そして鈴蘭と翔琉が話し始めたのを見て、抜け出すチャンスだと思ったRYUは、何も言わぬままこの場を去ろうとする。
しかし、翔琉がそれを止める。
「おい、待てよ!RYU!」
「……なんだ? 俺は急いでいる。 待ってやっている時間はお前に与えたつもりだが?」
「そんな時間いつくれたんだよ!?」
「今。 お前が『待て』と言うから、止まってやったんだ。それなのに天童鈴蘭に夢中になっていただろ?」
「くっ…! あれは、同じ共演者に挨拶する感じだろ? 大体俺は夢中になってなんか……」
「そうか、なら話はそれだけだな。俺は失礼する。」
「ちょ、だから待てって!」
「………言っとくが挨拶ならもうしたぞ? 」
言外に早く用件を言え。と告げられた翔琉は、苛立ちを感じつつも、用件を話す。
「いっとくけどな! 俺との勝負から逃げんなよ? 俺は本気で行かせてもらうからな!」
「………はぁ~。 なんだ、それだけか?」
「なっ!」
RYUは呆れている事を隠そうともせず、翔琉に気怠そうに話した。何か伝言でも頼まれてしまい、仕方なく言いに来たとかなら、まだよかったが、宣戦布告を言うためだけに後を追ってきたと知り、肩の力が抜けていく。
先ほどより少し前、審査も終わり、CMの説明を改めて確認がてら聞いてから、監督やスタッフたちに挨拶してから去ったRYU。その際に翔琉から挑戦状を投げ渡された。その行為を自慢たっぷりに語り始めるものだから、熱中して気付かない翔琉を残し、去ろうとしたが、後を追う翔琉の気配を感じ取り、逃げていたのだ。これが翔琉を避けていた理由である。その翔琉から逃げている時、鈴蘭と鉢合わせして転びそうになった鈴蘭を助けたという訳だったのだ。
いつもなら人が近づくまで気づかない…なんてことは無いのだが、直前まで翔琉を煙に巻く方法やCMでの立ち回りのイメトレ、次の予定であるFLT訪問の事を深く考えてしまっていたためだ。

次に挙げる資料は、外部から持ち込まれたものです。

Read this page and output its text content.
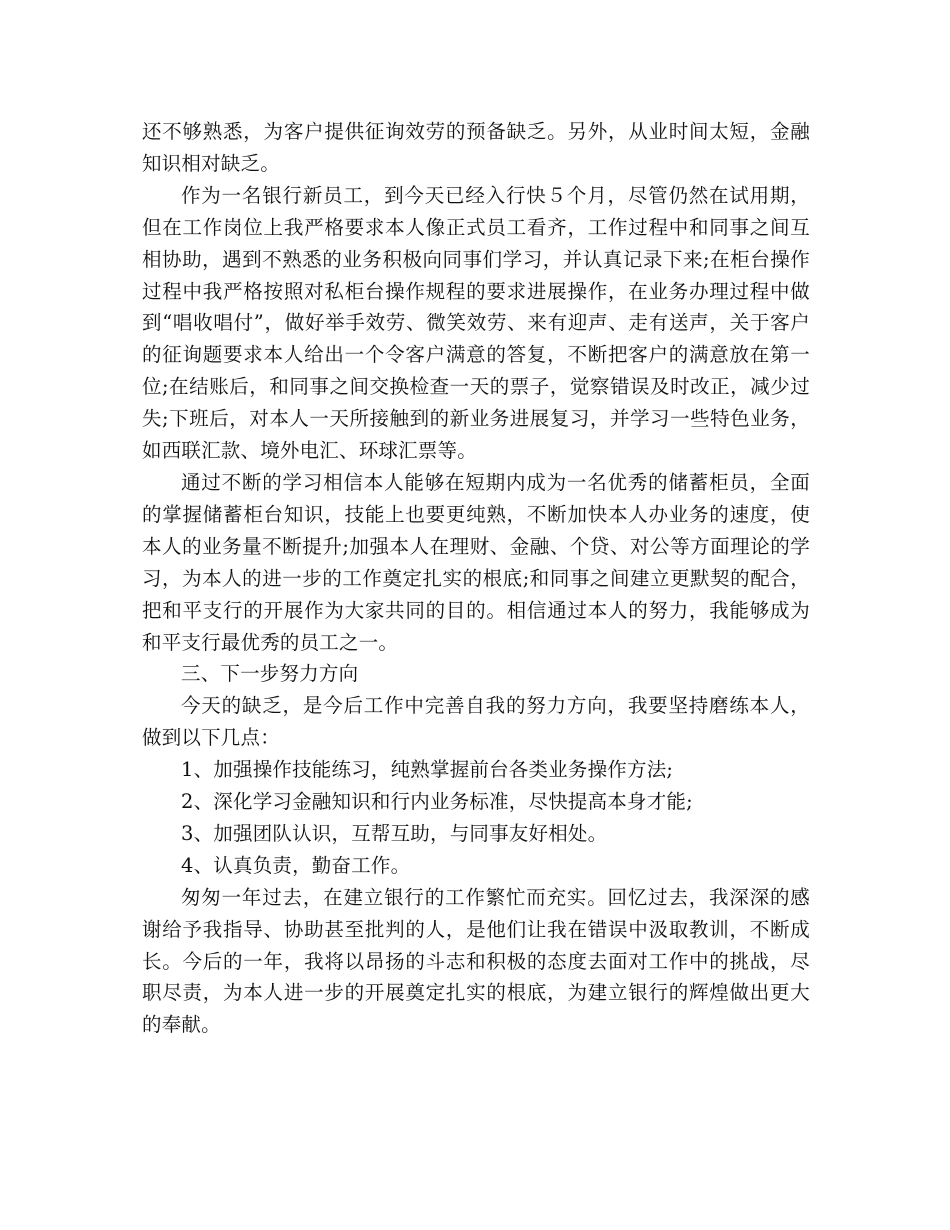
还不够熟悉，为客户提供征询效劳的预备缺乏。另外，从业时间太短，金融知识相对缺乏。

作为一名银行新员工，到今天已经入行快５个月，尽管仍然在试用期，但在工作岗位上我严格要求本人像正式员工看齐，工作过程中和同事之间互相协助，遇到不熟悉的业务积极向同事们学习，并认真记录下来;在柜台操作过程中我严格按照对私柜台操作规程的要求进展操作，在业务办理过程中做到“唱收唱付”，做好举手效劳、微笑效劳、来有迎声、走有送声，关于客户的征询题要求本人给出一个令客户满意的答复，不断把客户的满意放在第一位;在结账后，和同事之间交换检查一天的票子，觉察错误及时改正，减少过失;下班后，对本人一天所接触到的新业务进展复习，并学习一些特色业务，如西联汇款、境外电汇、环球汇票等。

通过不断的学习相信本人能够在短期内成为一名优秀的储蓄柜员，全面的掌握储蓄柜台知识，技能上也要更纯熟，不断加快本人办业务的速度，使本人的业务量不断提升;加强本人在理财、金融、个贷、对公等方面理论的学习，为本人的进一步的工作奠定扎实的根底;和同事之间建立更默契的配合，把和平支行的开展作为大家共同的目的。相信通过本人的努力，我能够成为和平支行最优秀的员工之一。

三、下一步努力方向

今天的缺乏，是今后工作中完善自我的努力方向，我要坚持磨练本人，做到以下几点：

1、加强操作技能练习，纯熟掌握前台各类业务操作方法;

2、深化学习金融知识和行内业务标准，尽快提高本身才能;

3、加强团队认识，互帮互助，与同事友好相处。

4、认真负责，勤奋工作。

匆匆一年过去，在建立银行的工作繁忙而充实。回忆过去，我深深的感谢给予我指导、协助甚至批判的人，是他们让我在错误中汲取教训，不断成长。今后的一年，我将以昂扬的斗志和积极的态度去面对工作中的挑战，尽职尽责，为本人进一步的开展奠定扎实的根底，为建立银行的辉煌做出更大的奉献。
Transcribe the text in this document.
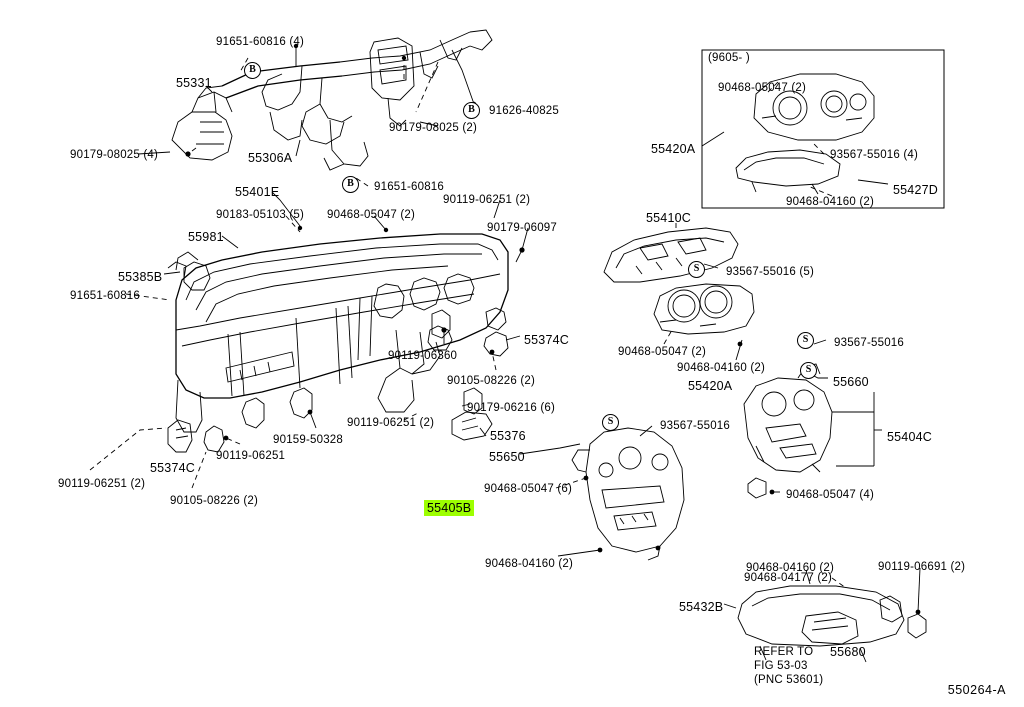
B
B
B
S
S
S
S
91651-60816 (4)
55331
91626-40825
90179-08025 (2)
90179-08025 (4)	55306A
91651-60816
55401E
90119-06251 (2)
90183-05103 (5) 90468-05047 (2)
90179-06097
55981
55385B
91651-60816
55374C
90119-06360
90105-08226 (2)
90179-06216 (6)
90119-06251 (2)
90159-50328	55376
90119-06251
55374C
55650
90119-06251 (2)
90105-08226 (2)
90468-05047 (6)
90468-04160 (2)
93567-55016
55410C
93567-55016 (5)
90468-05047 (2)
90468-04160 (2)
55420A
93567-55016
55660
55404C
90468-05047 (4)
90468-05047 (2)
55420A	93567-55016 (4)
55427D
90468-04160 (2)
90468-04160 (2)
90468-04177 (2)
90119-06691 (2)
55432B
55680
(9605- )
REFER TO
FIG 53-03
(PNC 53601)
55405B
550264-A
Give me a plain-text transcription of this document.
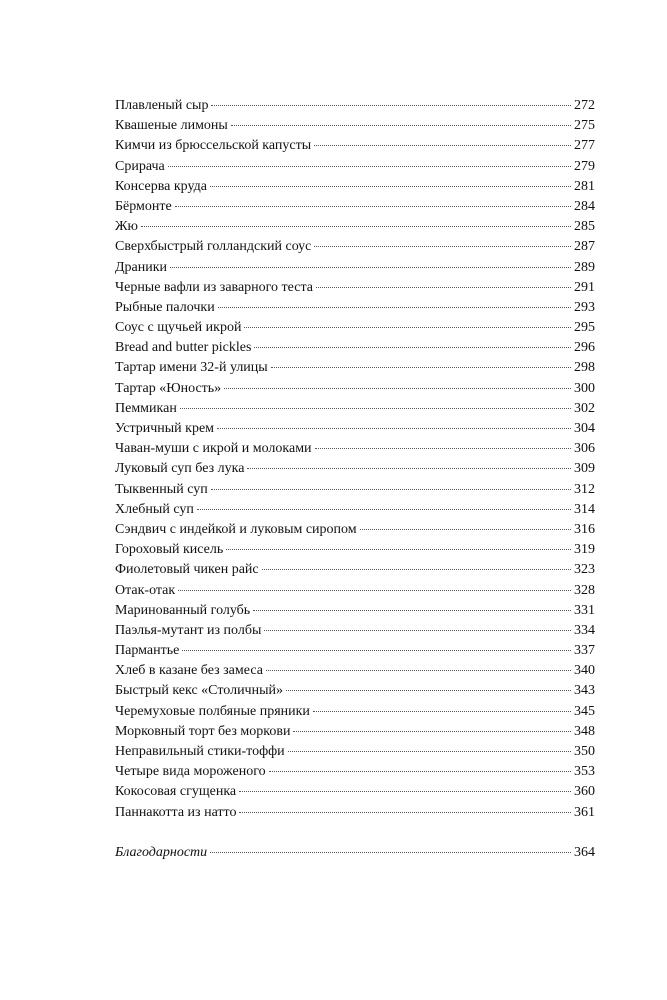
Плавленый сыр	272
Квашеные лимоны	275
Кимчи из брюссельской капусты	277
Срирача	279
Консерва круда	281
Бёрмонте	284
Жю	285
Сверхбыстрый голландский соус	287
Драники	289
Черные вафли из заварного теста	291
Рыбные палочки	293
Соус с щучьей икрой	295
Bread and butter pickles	296
Тартар имени 32-й улицы	298
Тартар «Юность»	300
Пеммикан	302
Устричный крем	304
Чаван-муши с икрой и молоками	306
Луковый суп без лука	309
Тыквенный суп	312
Хлебный суп	314
Сэндвич с индейкой и луковым сиропом	316
Гороховый кисель	319
Фиолетовый чикен райс	323
Отак-отак	328
Маринованный голубь	331
Паэлья-мутант из полбы	334
Пармантье	337
Хлеб в казане без замеса	340
Быстрый кекс «Столичный»	343
Черемуховые полбяные пряники	345
Морковный торт без моркови	348
Неправильный стики-тоффи	350
Четыре вида мороженого	353
Кокосовая сгущенка	360
Паннакотта из натто	361
Благодарности	364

話が逸れてしまったが、それで自分を追ってきた翔琉の言い分があまりにも気落ちするので、これ以上関わり合いになりたくないと今度は話しかけられても無視する方向で行くと決めたRYUは、再び歩き出した。
「ぜって~お前には負けないからな!」
後ろで翔琉が大声で負けない宣言をするのを聞き、ため息を吐くRYU。
あのCMは翔琉を納得させるために敢えて勝負しやすいように二つのCMを作るという提案を出しただけで、あまり深い意味はない。そもそもCMの本来の目的を忘れてしまっている翔琉に相手する気も起きず、刻一刻と迫るFLTでの開発実施予定時刻に間に合うかと腕時計を確認しながら、若干速めで歩き出す。
そんなRYUの目の前にまた人が飛び出してきた。
「あ…! はぁ~…、み、見つけました~! RYU……さん!」
息を切らしている美晴がRYUの顔を見て、笑顔を浮かべた状態で探していた本人を見つけられて安堵するのであった。
翔琉には冷たい態度のRYUです。
急いでいるって言ってるのに…。次々人が集まってきますな~。